Jakarta (Antara Babel) - Mahkamah Konstitusi menggelar sidang perdana permohonan uji formil dan materil atas UU No. 1 Tahun 2015 yang dimohonkan oleh tiga orang warga negara Indonesia.

"UU a quo dilahirkan tanpa memenuhi syarat kegentingan memaksa yang disyaratkan Pasal 22 UUD 1945," ujar salah satu Pemohon bernama Heriyanto di Mahkamah Konstitusi Jakarta, Rabu.

Selain Heriyanto, dua Pemohon lain adalah Yanda Zaihifni Ishak dan Ramdansyah.

Karena tidak memenuhi syarat kegentingan memaksa, para Pemohon menyatakan bahwa pengesahan UU tentang Penetapan Peraturan Pemerintah Pengganti UU (Perppu Pilkada)  Nomor 1 Tahun 2014 tentang Pemilihan Gubernur, Bupati, dan Walikota Menjadi Undang-Undang tersebut cacat formil.

Para Pemohon meyakini bahwa pada dasarnya DPR selaku pembuat UU ebenarnya tahu bahwa syarat kegentingan memaksa untuk mengubah Perppu menjadi UU tidak terpenuhi.

Selain dinyatakan cacat formil, Pemohon juga menyatakan bahwa pengesahan UU itu juga mengalami cacat materiil karena menyebabkan Pemilihan Kepala Daerah (Pilkada) tidak berlangsung dengan demokratis.

Menurut Pemohon hal itu disebabkan karena UU itu tidak memuat satu pun norma soal sanksi politik uang.

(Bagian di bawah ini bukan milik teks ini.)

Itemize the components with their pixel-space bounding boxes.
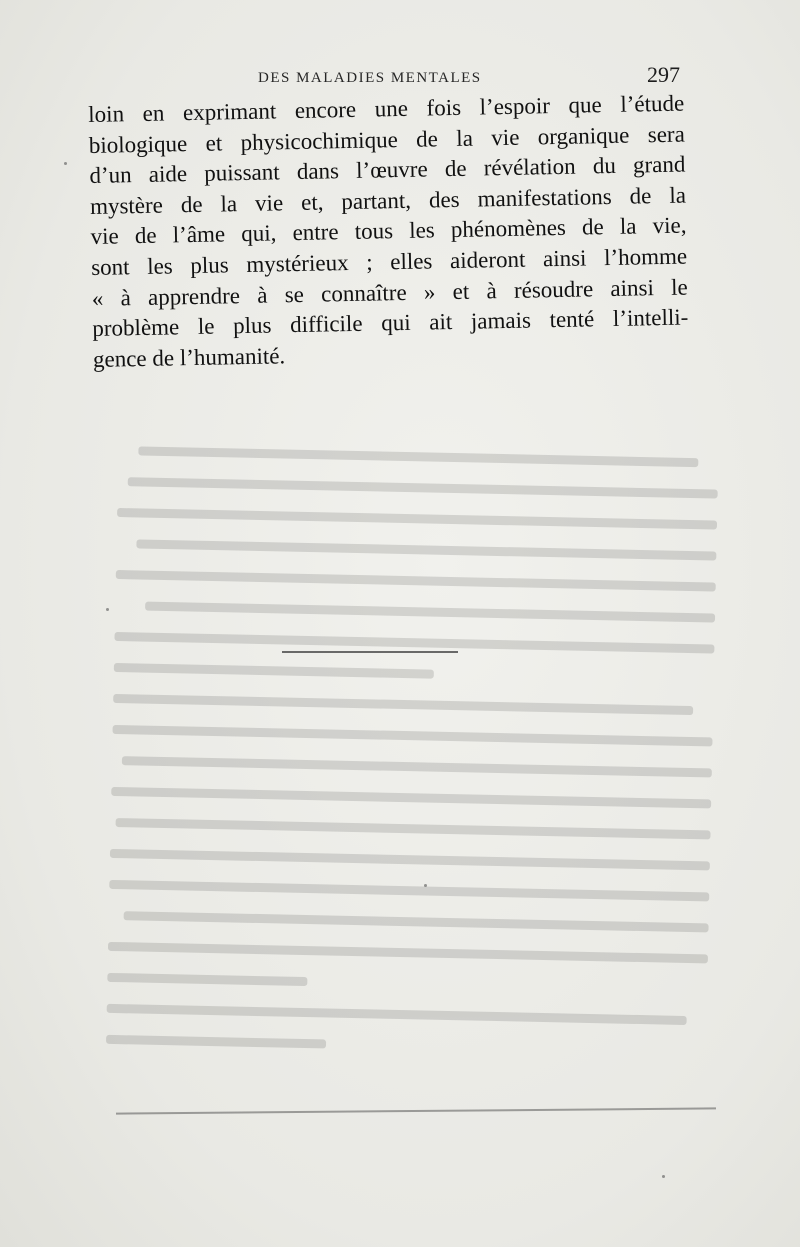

"Orang nanti bebas membagi-bagikan uang tanpa takut dikenai sanksi, bebas jual beli partai, bebas menyalahgunakan jabatan," ujar Heriyanto.

Kendati UU itu telah mengalami revisi oleh Pemerintah dan DPR, Pemohon justru menyebutkan bahwa revisi tersebut justru semakin merugikan akibat adanya ketentuan yang menyatakan Panwas di tingkat kabupaten/kota sebagai Bawaslu kabupaten/kota.

"Keduanya tidak bisa disamakan karena memiliki nomenklatur yang berbeda," ujar Heriyanto.